Raspoetin, afkomstig uit Siberië waar hij oorspronkelijk boer was, stond bekend om zijn buitengewone hypnotische gaven. Deze manifesteerden zich openlijk toen hij op 19 juli 1907 een bloeding stopte van de 4 jaar oude aan hemofilie lijdende Alexej, de enige zoon van de tsaar. Dat werd het begin van Raspoetins macht. Zijn invloed op met name tsarina Alexandra werd zo groot dat bepaalde ministersposten alleen bezet konden worden met zijn zegen, aangezien Alexandra hem tot heilige verklaarde. Al spoedig kreeg Raspoetin de naam een rokkenjager en een alcoholicus te zijn. Hij introduceerde het idee dat om spijt te hebben van je zonden, je eerst zo veel mogelijk gezondigd moest hebben. Voor vele Russen werd Raspoetin snel het symbool van de morele aftakeling van zowel Ruslands hoogste kringen als van de Kerk. Ondanks een paar goede ideeën als gelijke rechten voor joden en herverdeling van het land voor de boeren werd Raspoetin door zowel rechts als links met wantrouwen bekeken.

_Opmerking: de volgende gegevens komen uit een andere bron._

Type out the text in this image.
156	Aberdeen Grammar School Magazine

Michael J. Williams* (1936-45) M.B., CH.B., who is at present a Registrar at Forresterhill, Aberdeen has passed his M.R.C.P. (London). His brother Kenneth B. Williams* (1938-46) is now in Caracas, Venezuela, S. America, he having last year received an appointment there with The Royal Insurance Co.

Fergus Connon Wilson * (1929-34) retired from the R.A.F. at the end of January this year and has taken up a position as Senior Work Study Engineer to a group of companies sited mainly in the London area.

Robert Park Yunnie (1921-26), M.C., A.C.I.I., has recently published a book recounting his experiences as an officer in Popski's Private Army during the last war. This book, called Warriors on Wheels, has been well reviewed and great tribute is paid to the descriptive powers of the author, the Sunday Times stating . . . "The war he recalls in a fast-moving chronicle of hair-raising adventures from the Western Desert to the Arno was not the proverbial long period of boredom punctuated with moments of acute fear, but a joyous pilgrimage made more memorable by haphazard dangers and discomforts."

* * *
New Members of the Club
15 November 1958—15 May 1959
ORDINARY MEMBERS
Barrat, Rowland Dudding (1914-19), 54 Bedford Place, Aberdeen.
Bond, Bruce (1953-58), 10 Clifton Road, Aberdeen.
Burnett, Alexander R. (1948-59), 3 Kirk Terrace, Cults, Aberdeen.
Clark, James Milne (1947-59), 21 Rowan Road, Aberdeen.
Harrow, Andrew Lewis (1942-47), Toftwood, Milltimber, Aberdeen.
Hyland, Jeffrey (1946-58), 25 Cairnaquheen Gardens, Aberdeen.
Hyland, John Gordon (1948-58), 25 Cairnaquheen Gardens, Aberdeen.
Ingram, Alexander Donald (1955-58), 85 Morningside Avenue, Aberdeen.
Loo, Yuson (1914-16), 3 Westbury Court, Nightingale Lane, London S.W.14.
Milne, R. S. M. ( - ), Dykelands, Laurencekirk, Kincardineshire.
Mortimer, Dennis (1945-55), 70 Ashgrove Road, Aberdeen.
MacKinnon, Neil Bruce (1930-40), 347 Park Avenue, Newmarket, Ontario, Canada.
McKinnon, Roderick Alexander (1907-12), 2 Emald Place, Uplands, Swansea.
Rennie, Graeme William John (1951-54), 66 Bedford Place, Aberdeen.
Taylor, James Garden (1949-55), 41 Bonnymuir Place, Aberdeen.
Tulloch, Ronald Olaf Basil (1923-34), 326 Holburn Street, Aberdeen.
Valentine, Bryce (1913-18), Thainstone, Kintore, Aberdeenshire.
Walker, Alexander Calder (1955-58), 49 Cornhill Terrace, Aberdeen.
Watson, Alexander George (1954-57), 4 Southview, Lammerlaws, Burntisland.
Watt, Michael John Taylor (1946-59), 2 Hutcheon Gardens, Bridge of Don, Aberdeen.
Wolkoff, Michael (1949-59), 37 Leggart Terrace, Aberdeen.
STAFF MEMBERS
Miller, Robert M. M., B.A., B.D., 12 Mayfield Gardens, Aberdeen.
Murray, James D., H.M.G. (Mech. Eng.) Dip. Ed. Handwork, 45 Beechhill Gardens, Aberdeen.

De tsaar echter behield zijn geloof in de buitengewone gaven van de monnik, die had beloofd dat niets met het heilige Rusland of de koninklijke familie zelf zou gebeuren zolang Raspoetin in leven was.
De tsaar bevond zich in het hoofdkwartier van het Russische leger te Mogilev toen het telegram bezorgd werd met het nieuws van de moord op Raspoetin. De dag erop vertrok hij naar zijn verblijf te Tsarskoje Selo en nam vanaf dat moment niet meer actief deel aan de politiek.